New Era Of Video Analytics Using Deep Learning - Movidius

Movidius is introducing an embedded computer vision system that integrates the TensorFlow technology from Google which actually powers Google's Vision API. This is the state of the art on object detection/classification embedded on a thumb PC.

Rather than a camera just detecting motion and tracking blobs of pixels. The Phatom, using deep learning, can actually describe what is in the image with unprecedented accuracy.

Some mention of it was recently made in the comments of this thread

The bottom line is that deep learning algorithms surpass the performance of any other techniques. I wonder if this could represent a work around the ObjectVideo patents.

It's a very interesting concept.

There are a lot of machine-learning developments, and in Boston last year there was a job fair and conference focused on computer vision applications.

I think we may start to see more progress in security video analytics from the Google and Facebook projects that are tackling a slightly different problem, but in a way that can be leveraged in security.

I totally agree that deep learning will have a significant impact on video surveillance/analytics.

I am not an expert in deep learning but just for fun, last December I downloaded and installed Nvidia's "Digits" application

Not being an expert in Linux, it took me most of the day to install it and get it running... but once I did I created several folders on the hard drive, filled them with different categories of images: people, trucks etc. trained it for 2 hours or so, and then once trained, I downloaded additional images (not belonging to the original training set) and it was able to accurately categorize each image i.e. tell me if it was a person, truck etc.... I was able to do this without any programming skill required, or any real understanding of how deep learning works so I encourage others on the forum to give it a go.

The good thing is I do not think this basic application of deep learning is blocked by patents (I could be wrong though.).

From memory, the problem was that even though the images had been scaled down to about 200 by 200, it still seemed to take the best part of a second to analyse each image. So for an NVR with 60 camera streams at 5 fps, this might be too much. Keep in mind it was using an expensive power hungry, heat generating GPU to do the analysis, which makes things problematic for your run-of-the-mill NVR hardware. There are some cloud based GPU clusters available, and I suspect some of the cloud based analytics services are using these in combination with DL (just a guess).

So I am thinking that for simple tripwire detection and motion detetion, where no scene analysis is required, perhaps the traditional approach (as covered by the OV trip wire patent for example) may be easier to implement at present, as it doesn't require GPU style dedicated hardware and can be done on a traditional CPU. But with processors like the one referenced in your link above, that could be embedded in the camera directly, one would think that would change.

Well, for one day it is really impressive you got a deep learning test environment going!

Speaking of being realistic about deep learning, like processing time, training, etc., I ran into this paper abstract, more research oriented, which alludes (towards the end) to the current short comings that have to be solved in deep learning.

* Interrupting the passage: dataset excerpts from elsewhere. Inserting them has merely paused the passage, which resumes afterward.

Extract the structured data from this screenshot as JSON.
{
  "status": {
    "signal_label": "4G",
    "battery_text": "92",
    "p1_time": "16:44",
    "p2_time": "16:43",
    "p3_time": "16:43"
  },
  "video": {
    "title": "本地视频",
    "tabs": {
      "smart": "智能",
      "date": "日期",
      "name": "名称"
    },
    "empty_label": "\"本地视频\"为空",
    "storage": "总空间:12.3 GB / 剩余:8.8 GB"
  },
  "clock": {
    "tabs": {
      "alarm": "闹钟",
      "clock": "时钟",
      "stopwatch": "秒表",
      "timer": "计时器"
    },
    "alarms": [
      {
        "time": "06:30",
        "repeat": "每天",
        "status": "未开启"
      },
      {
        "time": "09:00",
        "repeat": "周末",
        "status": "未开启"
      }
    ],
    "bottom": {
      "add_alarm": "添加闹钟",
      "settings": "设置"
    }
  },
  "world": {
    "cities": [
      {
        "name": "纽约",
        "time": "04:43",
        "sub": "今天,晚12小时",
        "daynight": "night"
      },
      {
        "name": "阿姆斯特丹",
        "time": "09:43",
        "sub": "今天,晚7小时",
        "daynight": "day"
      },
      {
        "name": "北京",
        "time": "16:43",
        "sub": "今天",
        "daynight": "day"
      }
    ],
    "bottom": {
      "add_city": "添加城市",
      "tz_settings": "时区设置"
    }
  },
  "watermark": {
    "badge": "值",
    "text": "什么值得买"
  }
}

The paper also discusses that we still need the other type of analytics as a complement/potentiator for deep learning. BTW, the author is considered one of the main researchers in computer vision.

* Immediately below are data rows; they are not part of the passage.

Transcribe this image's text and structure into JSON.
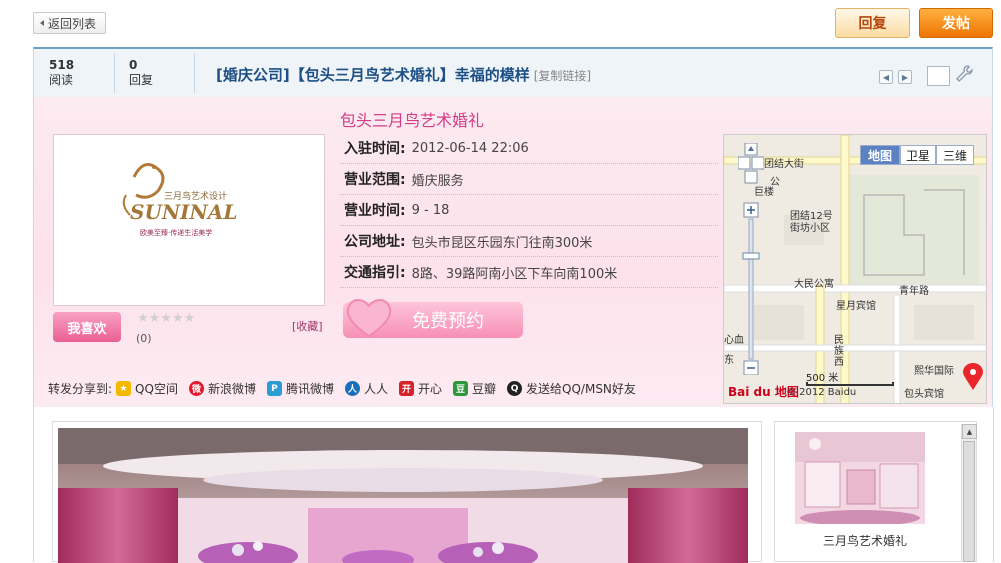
{
  "top": {
    "back_label": "返回列表",
    "reply_label": "回复",
    "post_label": "发帖"
  },
  "header": {
    "views_count": "518",
    "views_label": "阅读",
    "replies_count": "0",
    "replies_label": "回复",
    "title": "[婚庆公司]【包头三月鸟艺术婚礼】幸福的模样",
    "copy_link": "[复制链接]"
  },
  "business": {
    "name": "包头三月鸟艺术婚礼",
    "logo_text_cn": "三月鸟艺术设计",
    "logo_text_en": "SUNINAL",
    "logo_slogan": "欧美至臻·传递生活美学",
    "like_label": "我喜欢",
    "rating_count": "(0)",
    "collect_label": "[收藏]",
    "book_label": "免费预约",
    "info": [
      {
        "key": "入驻时间:",
        "value": "2012-06-14 22:06"
      },
      {
        "key": "营业范围:",
        "value": "婚庆服务"
      },
      {
        "key": "营业时间:",
        "value": "9 - 18"
      },
      {
        "key": "公司地址:",
        "value": "包头市昆区乐园东门往南300米"
      },
      {
        "key": "交通指引:",
        "value": "8路、39路阿南小区下车向南100米"
      }
    ]
  },
  "share": {
    "label": "转发分享到:",
    "items": [
      "QQ空间",
      "新浪微博",
      "腾讯微博",
      "人人",
      "开心",
      "豆瓣",
      "发送给QQ/MSN好友"
    ]
  },
  "map": {
    "types": [
      "地图",
      "卫星",
      "三维"
    ],
    "labels": [
      "团结大街",
      "团结12号",
      "街坊小区",
      "大民公寓",
      "星月宾馆",
      "青年路",
      "熙华国际",
      "包头宾馆",
      "民族西",
      "心血",
      "东",
      "巨楼",
      "公"
    ],
    "scale": "500 米",
    "copyright": "© 2012 Baidu",
    "logo": "Bai du 地图"
  },
  "gallery": {
    "thumb_label": "三月鸟艺术婚礼"
  }
}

Nonetheless, I think we will seeing many products coming out, not just in surveillance, trying to commercialize deep learning.

I downloaded and installed Nvidia's "Digits" application...

From memory, the problem was that even though the images had been scaled down to about 200 by 200, it still seemed to take the best part of a second to analyse each image.

1, thanks for sharing this. We just did a related post: Hikvision Nvidia Supercomputing Partnership

From what we can tell, the focus is primarily doing the deep learning on dedicated machines (whether servers or cloud that run Nvidia' GPUs). I guess some 'super' NVR could be built in the future that embeds multiple GPUs but they do not seem to be mainstream.

Hikvision, e.g., does this in the cloud (private cloud) in China.

From memory, the problem was that even though the images had been scaled down to about 200 by 200, it still seemed to take the best part of a second to analyse each image.

Not being an expert, I could easily have got that wrong...

My understanding is that there are two parts to implementing a deep learning solution:

1) Training. Requires large amounts of data and processing power.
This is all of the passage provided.